Тяжелые минуты. В жизни каждого философа, наверное, бывали тяжелые минуты, когда он думал: какой же во мне толк, если никто не верит даже моим плохим аргументам? В этот самый момент пролетит над ним какая-то зловредная птичка и давай чирикать: «Какой в тебе толк! Какой в тебе толк!»
333Что значит познавать? «Non ridere, non lugere, neque detestare, sed intelligere!»[38] – говорил Спиноза, как всегда просто и возвышенно. Но если вдуматься, что, в сущности, такое это «intelligere», как не форма, в которой одновременно являются нам все три предыдущих действия? Результат действия различных и противоречивых побуждений, рождающих желание высмеивать, оплакивать и проклинать? Познание будет возможно лишь в том случае, если сначала каждое из этих побуждений будет настаивать на правомерности именно своего желания, касающегося того или иного предмета, того или иного события; затем должна возникнуть борьба всех этих мнений, которая иногда может завершиться неким перемирием, успокоением, признанием всех трех враждующих сторон, – справедливость восторжествует, и будет заключен договор, ибо только опираясь на справедливость и договор, все эти побуждения смогут самоутвердиться и тогда признать правомерность друг друга. Нашему сознанию оказываются доступны лишь завершающие сцены примирения и подведения итогов этого длительного процесса, и мы делаем отсюда вывод о том, что «intelligere» представляет собой нечто примирительное, справедливое, доброе, нечто совершенно противоположное побуждениям, в то время как в действительности это всего лишь определенная форма отношения этих побуждений друг к другу. С давних пор сознательное мышление отождествляли с мышлением вообще, и только теперь мы стали смутно догадываться, что большая часть нашей духовной деятельности протекает без участия нашего сознания и наших чувств, но я думаю, что эти побуждения, которые здесь боролись друг с другом, могут наносить себе весьма чувствительные удары и даже причинять боль: то чудовищное внезапное изнеможение, которое наступает у каждого мыслителя, проистекает, по-видимому, от этого (это изнеможение на поле битвы). Вполне возможно, в нашей воюющей душе есть нечто героическое, но уж, по крайней мере, в ней нет ничего божественного, никакой бесконечной самоуспокоенности, как полагал Спиноза. Сознательное мышление, присущее, в частности, философам, представляет собою самый бессильный и оттого, соответственно, самый ровный и спокойный вид мышления, и потому именно философа можно легче всего ввести в заблуждение относительно природы познания.

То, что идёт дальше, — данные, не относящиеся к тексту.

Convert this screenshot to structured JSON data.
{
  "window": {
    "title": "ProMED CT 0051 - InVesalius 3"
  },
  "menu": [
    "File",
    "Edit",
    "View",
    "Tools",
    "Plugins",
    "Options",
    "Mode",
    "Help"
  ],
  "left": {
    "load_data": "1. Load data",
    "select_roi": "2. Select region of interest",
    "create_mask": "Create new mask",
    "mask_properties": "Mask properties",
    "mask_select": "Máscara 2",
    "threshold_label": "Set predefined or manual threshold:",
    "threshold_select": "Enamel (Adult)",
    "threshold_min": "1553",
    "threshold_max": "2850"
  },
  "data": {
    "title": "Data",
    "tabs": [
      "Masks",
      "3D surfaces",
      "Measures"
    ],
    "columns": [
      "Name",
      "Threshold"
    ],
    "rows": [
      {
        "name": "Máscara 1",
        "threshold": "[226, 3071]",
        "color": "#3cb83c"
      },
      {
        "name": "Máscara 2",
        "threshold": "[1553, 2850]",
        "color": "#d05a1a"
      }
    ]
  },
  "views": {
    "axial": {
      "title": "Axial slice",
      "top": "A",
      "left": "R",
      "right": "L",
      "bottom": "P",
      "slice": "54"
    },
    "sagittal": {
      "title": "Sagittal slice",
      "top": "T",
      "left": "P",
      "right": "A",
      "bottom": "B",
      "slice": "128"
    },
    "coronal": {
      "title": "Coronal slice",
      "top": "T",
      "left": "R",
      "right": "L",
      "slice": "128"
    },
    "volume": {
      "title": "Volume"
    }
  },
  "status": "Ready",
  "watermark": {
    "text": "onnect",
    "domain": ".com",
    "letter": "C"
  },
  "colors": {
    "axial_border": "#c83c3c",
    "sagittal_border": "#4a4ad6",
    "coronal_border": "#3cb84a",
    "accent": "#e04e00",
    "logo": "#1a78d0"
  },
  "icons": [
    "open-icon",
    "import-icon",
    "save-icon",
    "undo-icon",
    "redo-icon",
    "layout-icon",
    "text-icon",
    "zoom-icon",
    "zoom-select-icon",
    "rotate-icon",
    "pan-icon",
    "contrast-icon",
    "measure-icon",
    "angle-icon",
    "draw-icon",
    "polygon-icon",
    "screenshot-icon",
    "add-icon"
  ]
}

334Нужно учиться любить. Так обычно бывает с музыкой: сначала нужно научиться умению слышать музыкальную фразу, научиться вычленять ее из ряда других, отличать и воспринимать как некую самодовлеющую, ни с чем не смешанную жизнь; затем нужна готовность и желание ее принять, несмотря на то что в ней много чуждого и непривычного, а также терпимость к формам ее проявления, сочувствие ко всему необычному в ней; рано или поздно наступает миг, когда мы наконец привыкаем к ней, когда мы ждем ее, когда мы уже не мыслим себе жизни без нее; и вот мы уже опутаны колдовскими чарами, а она все плетет и плетет свою колдовскую сеть, покуда мы не превратимся в безропотных, восторженных поклонников, снедаемых единственным желанием, которое затмевает все на свете, – упиваться ею снова и снова. Но так обстоит дело не только с музыкой: именно так мы научились любить все те вещи, которым отдаем ныне свою любовь. Наша доброжелательность, терпимость, справедливость, безропотность по отношению к необычному в конце концов всегда вознаграждаются, когда необычное постепенно снимает с себя покровы и предстает во всей своей ослепительной красе – в знак благодарности за наше гостеприимство. И даже тот, кто любит самого себя, неизбежно проходит этот путь. Любви нужно тоже учиться.